As mudanças até aqui anunciadas, ao modificarem o atual modelo de organização policial, deverão utilizar-se de conceitos como unificação, integração, desvinculação do Exército e polícia de ciclo completo. Tais conceitos são aplicados, muitas vezes, de maneira incorreta ou confusa. Por outro lado, a modificação do aparelho policial poderá ser feita por meio de diversas formas de reestruturação das policias. Com o intuito de contribuir com o tema, exporemos alguns conceitos imprescindíveis ao correto entendimento do debate para, em seguida, discorrermos sobre as diferentes possibilidades de mudança das instituições policiais.
A unificação diz respeito a reunir, congregar, tornar uno, em uma só estrutura, duas ou mais estruturas iguais ou diferenciadas. Em se tratando de polícias, unificar significa reunir as duas polícias existentes, civis e militares, em uma única instituição. Elas deixariam de existir como instituições autônomas e independentes e seriam reunidas em uma única polícia.
A integração refere-se ao ato de juntar-se, de incorporar-se, tornando parte integrante naquilo que for possível fazê-lo, duas ou mais estruturas distintas, mantendo a individualidade de cada uma. No caso das polícias civis e militares, a integração diz respeito à incorporação de determinadas rotinas, procedimentos e estruturas de ambas as polícias, de tal modo que possam ser compartilhadas, racionalizando-se a administração dos recursos humanos e materiais e otimizando-se a eficácia do aparato policial. Nesse caso, a integração de ambas as instituições mantém a independência e a autonomia de cada uma delas.
A desvinculação , em se tratando de polícias, refere-se ao fim de qualquer vínculo da polícia militar com o Exército. Assim, desvincular-se a polícia militar do Exército pressupõe o fim do conceito de "força auxiliar e reserva do Exército", constante do §6º do art. 144 da Constituição Federal. Por outro lado, a desvinculação do Exército não implica, necessariamente, no fim do caráter militar da polícia militar, pois a permanência dessa característica não depende da vinculação ao Exército. Em decorrência, a polícia militar pode estar desvinculada do Exército e permanecer militar.
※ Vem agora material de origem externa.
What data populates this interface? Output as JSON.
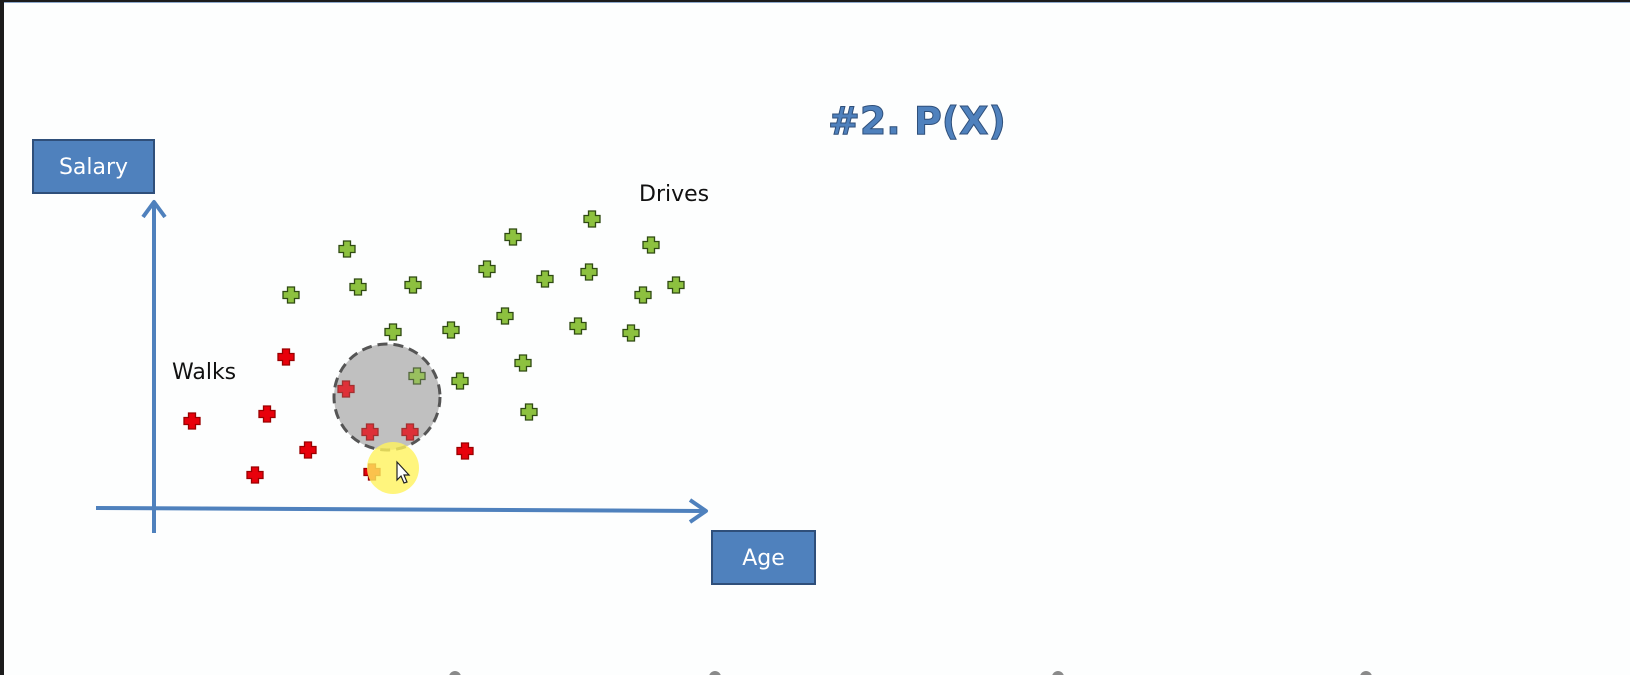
{
  "slide": {
    "title": "#2. P(X)"
  },
  "diagram": {
    "y_axis_label": "Salary",
    "x_axis_label": "Age",
    "region_labels": {
      "walks": "Walks",
      "drives": "Drives"
    },
    "walks_marker_color": "#e8000b",
    "drives_marker_color": "#8dc13f",
    "circle_fill": "#bfbfbf",
    "circle_stroke": "#555555",
    "highlight_color": "#fff35c",
    "axis_color": "#4f81bd"
  }
}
Não é outro o entendimento que deflui do art. 42 da Constituição Federal, com redação dada pela Emenda Constitucional nº 18, de 1998, que define os membros das Polícias Militares e Corpos de Bombeiros Militares, instituições organizadas com base na hierarquia e na disciplina, como sendo militares dos Estados, do Distrito Federal e dos Territórios. Por fim, a polícia de ciclo completo é aquela que reúne condições para exercer todas as atribuições inerentes às funções judiciárias, ou investigativas, e às funções ostensivo-preventivas, da atividade policial. Segundo nosso ordenamento constitucional, a Polícia Civil é responsável pelas atividades investigativas e a Polícia Militar é responsável pelas atividades de policiamento ostensivo. Em decorrência, tanto a polícia civil como a polícia militar são polícias de ciclo incompleto.
A atividade policial de investigação e de proteção dos direitos e garantias individuais e sociais é uma atividade eminentemente civil, não se confundindo ou se assemelhando com qualquer tradição militar. Entretanto, como já vimos, as modificações introduzidas pela Emenda Constitucional nº 18/98 tornou legalmente possível a desvinculação das polícias militares relativamente ao Exército e a manutenção de seu status militar (com todas as conseqüências decorrentes, principalmente previdenciárias).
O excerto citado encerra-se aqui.